Modulation Acceptor of Covalent Organic Frameworks: The Optimization of Intramolecular and Interfacial Charge Transfer Processes

Abstract

Solar-driven water splitting for hydrogen evolution is one of effective ways to alleviate environmental pollution and energy crisis. Covalent organic frameworks (COFs), as new platforms for solar-to-chemical energy, have drawn much attention owing to their pre-designable structures and tailor-made functions. Herein, three acceptor units containing different heteroatoms (O, S, Se) were introduced and the corresponding photoactive COFs (Py-BO-COF, Py-BT-COF and Py-BSe-COF) with distinct donor-acceptor (D-A) structure were synthesized. Experimental and theoretical studies revealed that the different heteroatoms in acceptor affect the intramolecular and interfacial charge transfer, and also significantly affect the valence state and deposition site of co-catalyst platinum.
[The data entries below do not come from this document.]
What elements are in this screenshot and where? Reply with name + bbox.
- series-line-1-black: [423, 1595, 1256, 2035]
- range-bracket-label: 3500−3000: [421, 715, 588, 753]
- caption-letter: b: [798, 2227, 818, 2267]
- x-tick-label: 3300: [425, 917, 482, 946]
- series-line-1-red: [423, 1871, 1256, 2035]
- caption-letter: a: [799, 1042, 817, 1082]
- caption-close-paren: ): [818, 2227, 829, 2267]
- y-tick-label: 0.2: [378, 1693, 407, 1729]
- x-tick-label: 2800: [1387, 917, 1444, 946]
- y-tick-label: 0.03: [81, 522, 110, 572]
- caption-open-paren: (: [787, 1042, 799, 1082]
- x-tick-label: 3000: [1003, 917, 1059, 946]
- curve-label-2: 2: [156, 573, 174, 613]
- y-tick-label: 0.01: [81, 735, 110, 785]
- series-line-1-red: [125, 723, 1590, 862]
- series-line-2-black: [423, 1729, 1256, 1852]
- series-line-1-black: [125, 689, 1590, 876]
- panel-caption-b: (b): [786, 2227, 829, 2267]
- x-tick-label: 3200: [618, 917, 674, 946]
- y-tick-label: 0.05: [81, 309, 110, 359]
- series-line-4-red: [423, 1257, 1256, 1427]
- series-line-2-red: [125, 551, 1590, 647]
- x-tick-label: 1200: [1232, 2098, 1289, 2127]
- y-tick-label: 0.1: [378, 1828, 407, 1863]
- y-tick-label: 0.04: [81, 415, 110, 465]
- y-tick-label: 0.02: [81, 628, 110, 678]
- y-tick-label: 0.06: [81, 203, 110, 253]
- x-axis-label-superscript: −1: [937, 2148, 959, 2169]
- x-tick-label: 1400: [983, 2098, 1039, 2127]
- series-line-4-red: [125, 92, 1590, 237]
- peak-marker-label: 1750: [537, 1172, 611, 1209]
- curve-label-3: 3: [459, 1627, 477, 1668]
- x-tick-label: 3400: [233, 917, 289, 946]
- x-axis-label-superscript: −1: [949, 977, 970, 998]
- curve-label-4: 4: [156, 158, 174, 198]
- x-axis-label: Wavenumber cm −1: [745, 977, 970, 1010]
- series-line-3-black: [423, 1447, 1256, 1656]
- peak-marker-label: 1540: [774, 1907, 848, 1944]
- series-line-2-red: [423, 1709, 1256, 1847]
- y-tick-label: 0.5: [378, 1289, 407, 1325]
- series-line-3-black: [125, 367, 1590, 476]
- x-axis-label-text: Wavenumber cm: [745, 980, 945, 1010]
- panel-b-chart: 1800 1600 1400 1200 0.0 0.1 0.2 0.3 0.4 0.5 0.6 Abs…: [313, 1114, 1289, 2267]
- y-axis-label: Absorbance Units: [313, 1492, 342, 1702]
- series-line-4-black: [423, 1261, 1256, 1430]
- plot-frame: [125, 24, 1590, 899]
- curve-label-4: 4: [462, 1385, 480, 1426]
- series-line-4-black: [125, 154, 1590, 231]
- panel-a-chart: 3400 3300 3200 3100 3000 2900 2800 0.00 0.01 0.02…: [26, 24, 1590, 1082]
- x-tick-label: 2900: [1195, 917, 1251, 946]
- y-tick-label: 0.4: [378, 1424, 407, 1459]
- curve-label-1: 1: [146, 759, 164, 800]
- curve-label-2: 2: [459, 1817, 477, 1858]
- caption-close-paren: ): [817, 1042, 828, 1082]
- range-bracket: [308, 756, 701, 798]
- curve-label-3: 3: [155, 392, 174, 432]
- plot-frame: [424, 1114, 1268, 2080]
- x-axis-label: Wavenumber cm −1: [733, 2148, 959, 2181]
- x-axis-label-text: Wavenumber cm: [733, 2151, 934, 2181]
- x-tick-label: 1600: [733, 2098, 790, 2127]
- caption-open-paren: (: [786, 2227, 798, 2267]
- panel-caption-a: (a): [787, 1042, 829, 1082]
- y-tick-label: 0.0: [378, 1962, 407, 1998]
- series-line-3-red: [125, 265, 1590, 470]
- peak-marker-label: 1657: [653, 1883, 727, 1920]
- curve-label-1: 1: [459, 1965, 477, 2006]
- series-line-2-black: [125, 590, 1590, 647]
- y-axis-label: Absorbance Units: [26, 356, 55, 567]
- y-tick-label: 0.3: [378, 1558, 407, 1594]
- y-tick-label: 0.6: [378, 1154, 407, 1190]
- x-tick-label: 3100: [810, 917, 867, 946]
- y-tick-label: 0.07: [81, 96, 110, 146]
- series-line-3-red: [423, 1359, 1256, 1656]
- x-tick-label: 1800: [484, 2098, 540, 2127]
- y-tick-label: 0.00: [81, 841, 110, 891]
Py-BT-COF, with the best exciton separation ability and interfacial carriers migration ability, exhibits the highest hydrogen evolution rate (HER) up to 10.00 mmol·g-1·h-1, which is 1.8 and 82 times than that of Py-BO-COF and Py-BSe-COF, demonstrating the effect of heteroatoms on carriers separation and migration of COFs and providing some guidance for rational design of efficient photocatalysts with D-A structure for hydrogen evolution.